It’s been a while since the developer’s blog has been updated, with one thing or another taking precedence over the immediate need to use this space.
This, overall, is a good thing. Nothing to post about usually means nothing to lament over.
We’ll have to see how this one goes.
OctOs has seen many changes and iterations over the past few years. We’ve had false starts and failures in some things, success and triumph in others, but we’ve always been forward looking and adamant in sticking to the core values we established when we started.
And what a journey it has been! We’ve seen 3 new major revisions of Android, numerous minor revisions, changes to the codebase we use, and an explosion in users who enjoy OctOs.
We’ve opened the code to the community builders and those builders have shown that the concept of open, and freely shared, code can be successful in ways we couldn’t have imagined when we started.

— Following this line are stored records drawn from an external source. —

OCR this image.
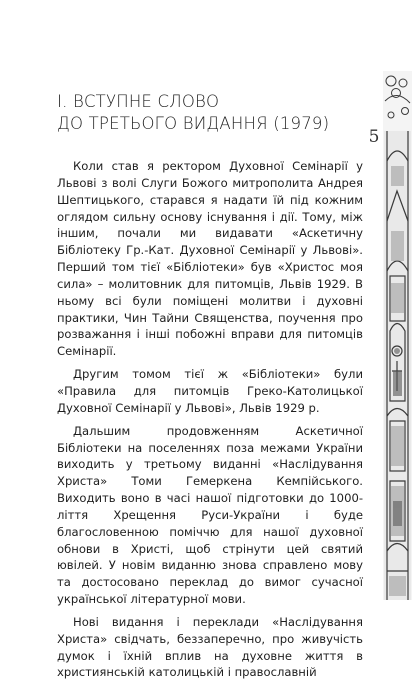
І. ВСТУПНЕ СЛОВО
ДО ТРЕТЬОГО ВИДАННЯ (1979)
5

Коли став я ректором Духовної Семінарії у Львові з волі Слуги Божого митрополита Андрея Шептицького, старався я надати їй під кожним оглядом сильну основу існування і дії. Тому, між іншим, почали ми видавати «Аскетичну Бібліотеку Гр.-Кат. Духовної Семінарії у Львові». Перший том тієї «Бібліотеки» був «Христос моя сила» – молитовник для питомців, Львів 1929. В ньому всі були поміщені молитви і духовні практики, Чин Тайни Священства, поучення про розважання і інші побожні вправи для питомців Семінарії.

Другим томом тієї ж «Бібліотеки» були «Правила для питомців Греко-Католицької Духовної Семінарії у Львові», Львів 1929 р.

Дальшим продовженням Аскетичної Бібліотеки на поселеннях поза межами України виходить у третьому виданні «Наслідування Христа» Томи Гемеркена Кемпійського. Виходить воно в часі нашої підготовки до 1000-ліття Хрещення Руси-України і буде благословенною поміччю для нашої духовної обнови в Христі, щоб стрінути цей святий ювілей. У новім виданню знова справлено мову та достосовано переклад до вимог сучасної української літературної мови.

Нові видання і переклади «Наслідування Христа» свідчать, беззаперечно, про живучість думок і їхній вплив на духовне життя в християнській католицькій і православній
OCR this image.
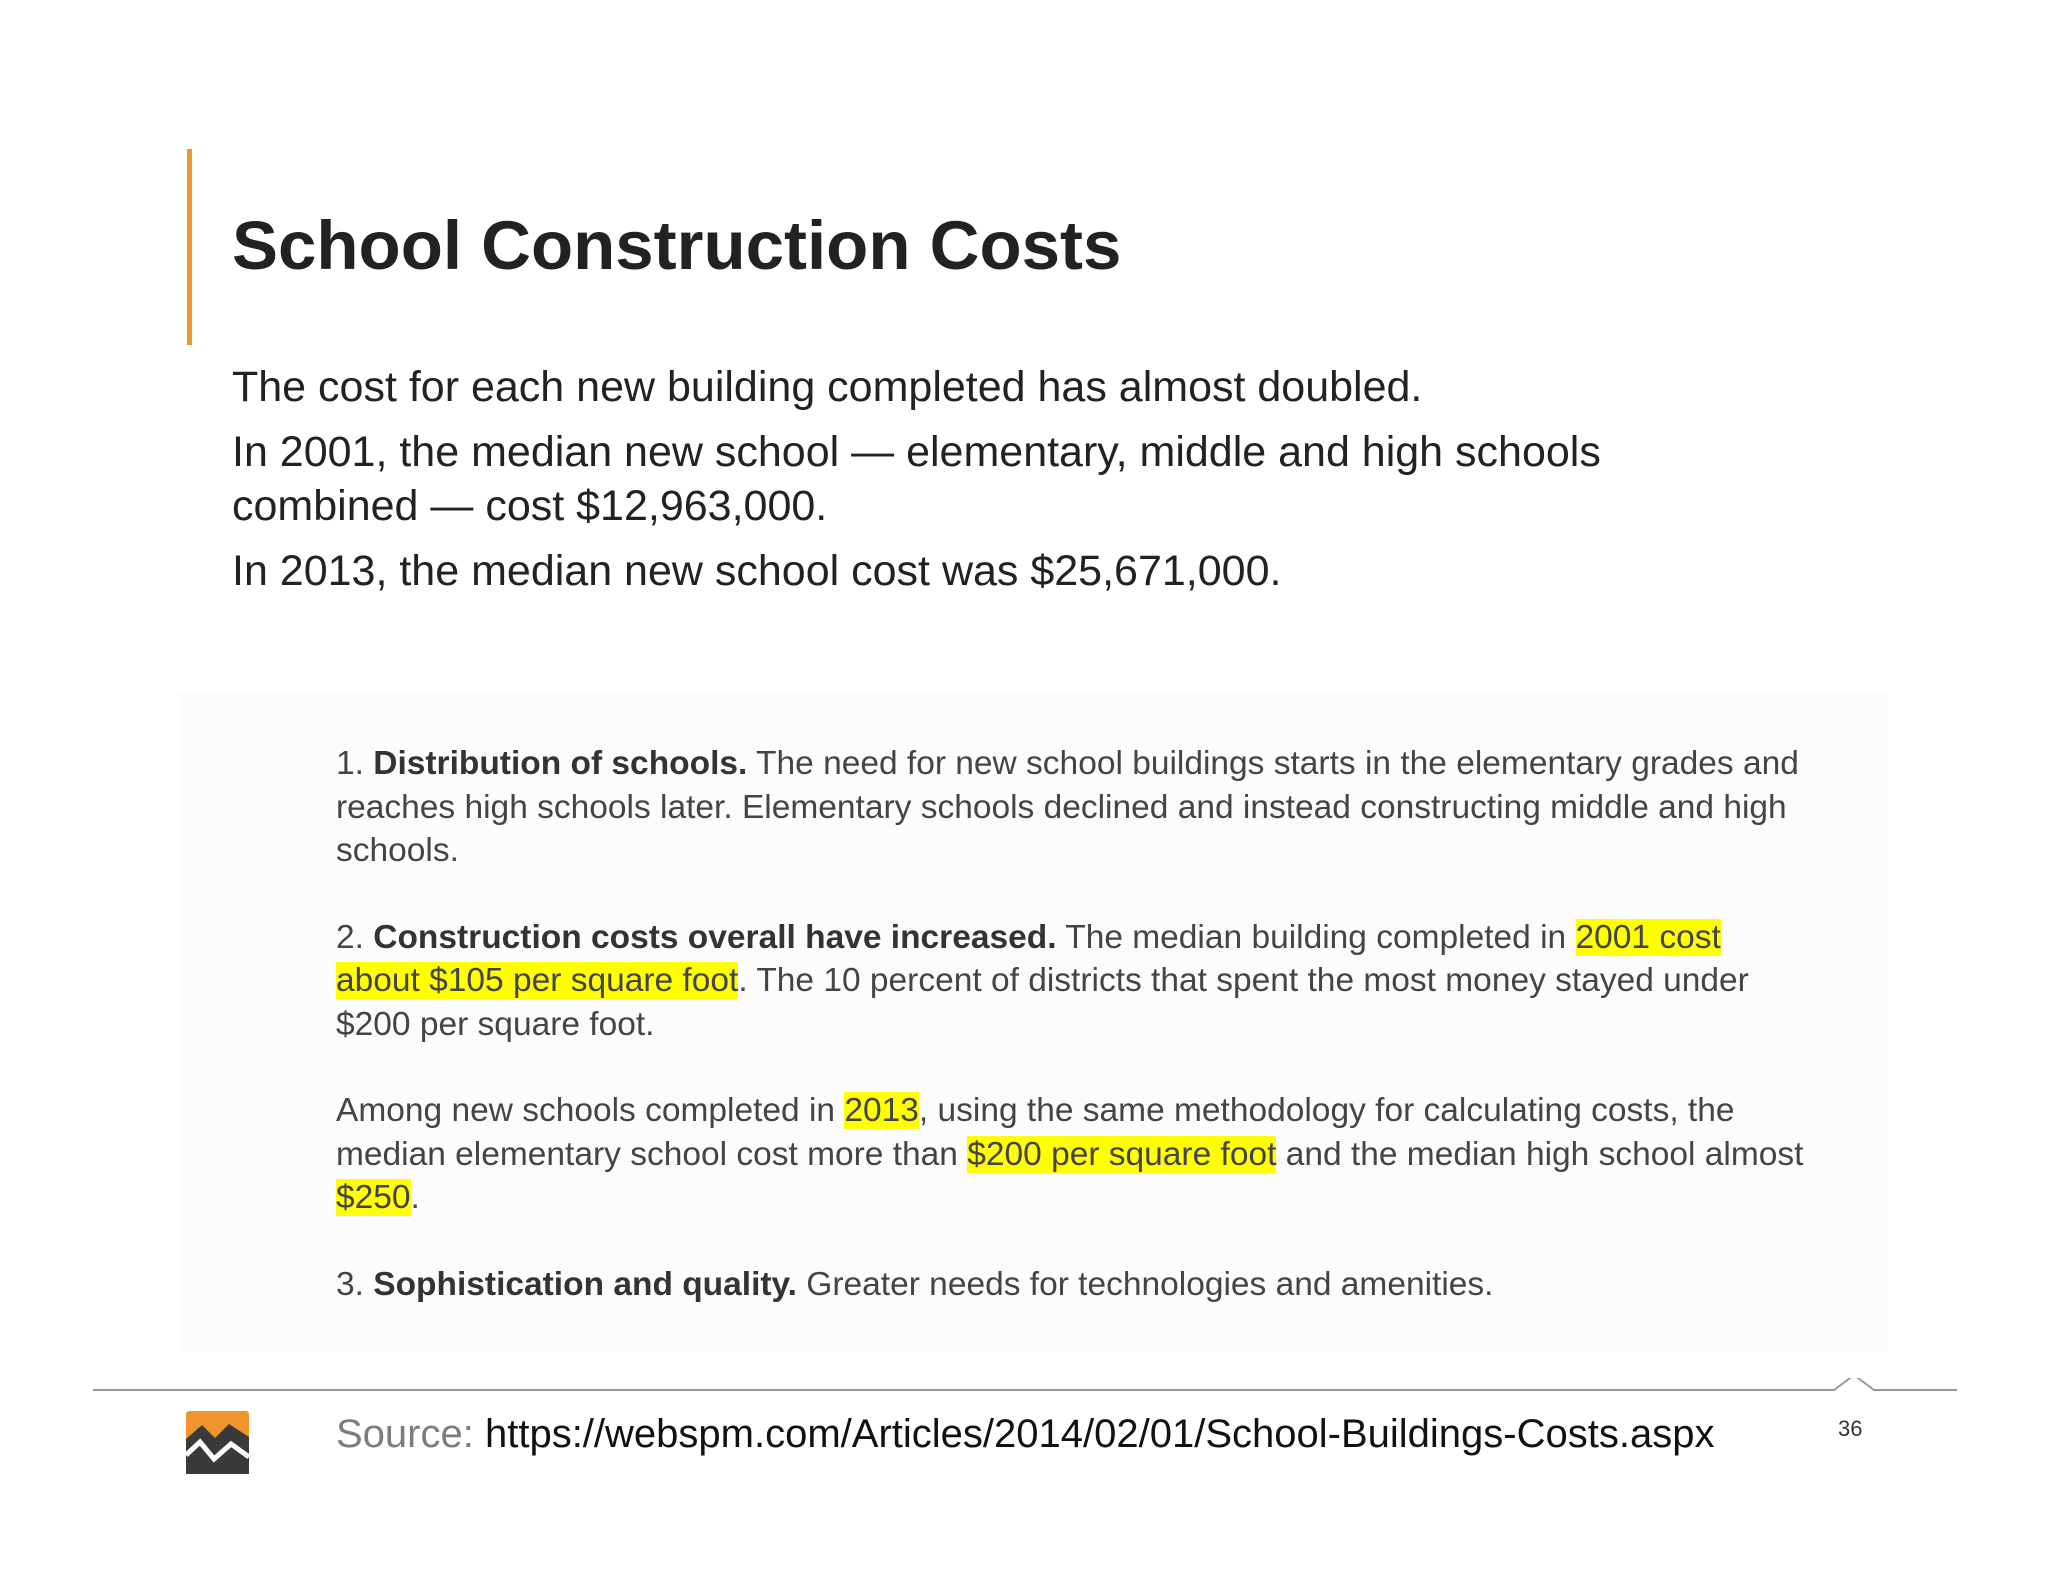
School Construction Costs

The cost for each new building completed has almost doubled.

In 2001, the median new school — elementary, middle and high schools combined — cost $12,963,000.

In 2013, the median new school cost was $25,671,000.

1. Distribution of schools. The need for new school buildings starts in the elementary grades and reaches high schools later. Elementary schools declined and instead constructing middle and high schools.

2. Construction costs overall have increased. The median building completed in 2001 cost about $105 per square foot. The 10 percent of districts that spent the most money stayed under $200 per square foot.

Among new schools completed in 2013, using the same methodology for calculating costs, the median elementary school cost more than $200 per square foot and the median high school almost $250.

3. Sophistication and quality. Greater needs for technologies and amenities.

Source: https://webspm.com/Articles/2014/02/01/School-Buildings-Costs.aspx	36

The OctOs code has reached outside the neighborhood we started with and will continue to grow, evolve, and with small luck, prosper.
But, even the good times have to end. The sun sets no matter how much we prop up the sky or fervently wish and hope otherwise. Time passes, and sometimes, that long darkness has to be acknowledged, addressed, and endured. Conditions and situations force our hands in life, and it is never easy or pleasant – just the way it is.
OctOs started out as a ROM for the Galaxy S4 platform. Everyone had one, that beautiful flagship for the Galaxy line. We quickly expanded to the Galaxy S3, because that little device was so ubiquitous it would have been silly not to. Indeed, so widespread was the reach of the Galaxy S3 it is still being sold today.
Problem: People wonder why some devices get all the love, while others do not. The Galaxy S3 for Straight-Talk/TracFone, for example, is identical to the Galaxy S3 for Verizon, except for the SIM card, but no one developed a working recovery or ROM for it. Why?
Short answer? Developer’s want to develop for devices they have. The advantages of being able to have the device in-hand means being able to troubleshoot issues without waiting or relying on the knowledge and capabilities of an outside tester. We feel we can work around this by selecting testers who fit our criteria – we have faith in them, they have faith in us – and its worked so far.
However, it means having those testers to test. As time passes, devices change, testers move on, and the ability to do the full-flight testing we require before releasing anything to the public falls off. Simply put, no testers = no ROM releases.
There are a few devices that are failing to meet our testing needs, and we are considering dropping those devices from our build list. As in life, everything has to end. There will come a time where the device has to be put on the the shelf, like many of our other toys, and remembered fondly and with good cheer; but only as a relic of the past.
Some of the devices simply do not have the userbase they once had. The Galaxy S4 VZW and AT&T models had their bootloaders and kernels locked by the carriers, making it impossible to enjoy custom ROMs after a certain baseband. The XDA threads for those devices are full of custom TouchWiz ROMs, but not much else. The desire hasn’t dwindled, just the ability to fulfill the need.
Other devices have the userbase, just not the exposure. The Galaxy S4 in the International, T-Mobile, and Sprint editions come to mind. Those devices have the ability to continue using custom ROMs; but the lack of testers prevent us from releasing ROMs. There is only so much time and effort that can be split among the devices, and these devices are ones the team no longer have.
We are calling on those who enjoy OctOs to get the word out for finding potential testers for the Galaxy S4 devices. We can give it a little more time, but we are willing to close the entry on that chapter of the OctOs history.
Unfortunately, those chapters of OctOs history aren’t limited to devices. This will, in all likelihood, be my last post to the Dev Blog, or indeed, to the Team OctOs community. I will try to finish up some projects I have in process, but I can’t promise anything. Circumstances change, and the long goodnight applies to all. The entropy of life is inescapable and is applied evenly across all demographics. If you’ve read this far (tl;dr), you already know such a decision isn’t made lightly and without cause. It isn’t a team thing. It isn’t a tester thing. It’s simply a life thing. Just know I’d be here if I could 🙂
For those in the US, I hope you had a safe and happy 4th of July. Anytime we get to handle explosives en-mass, it can’t be all bad!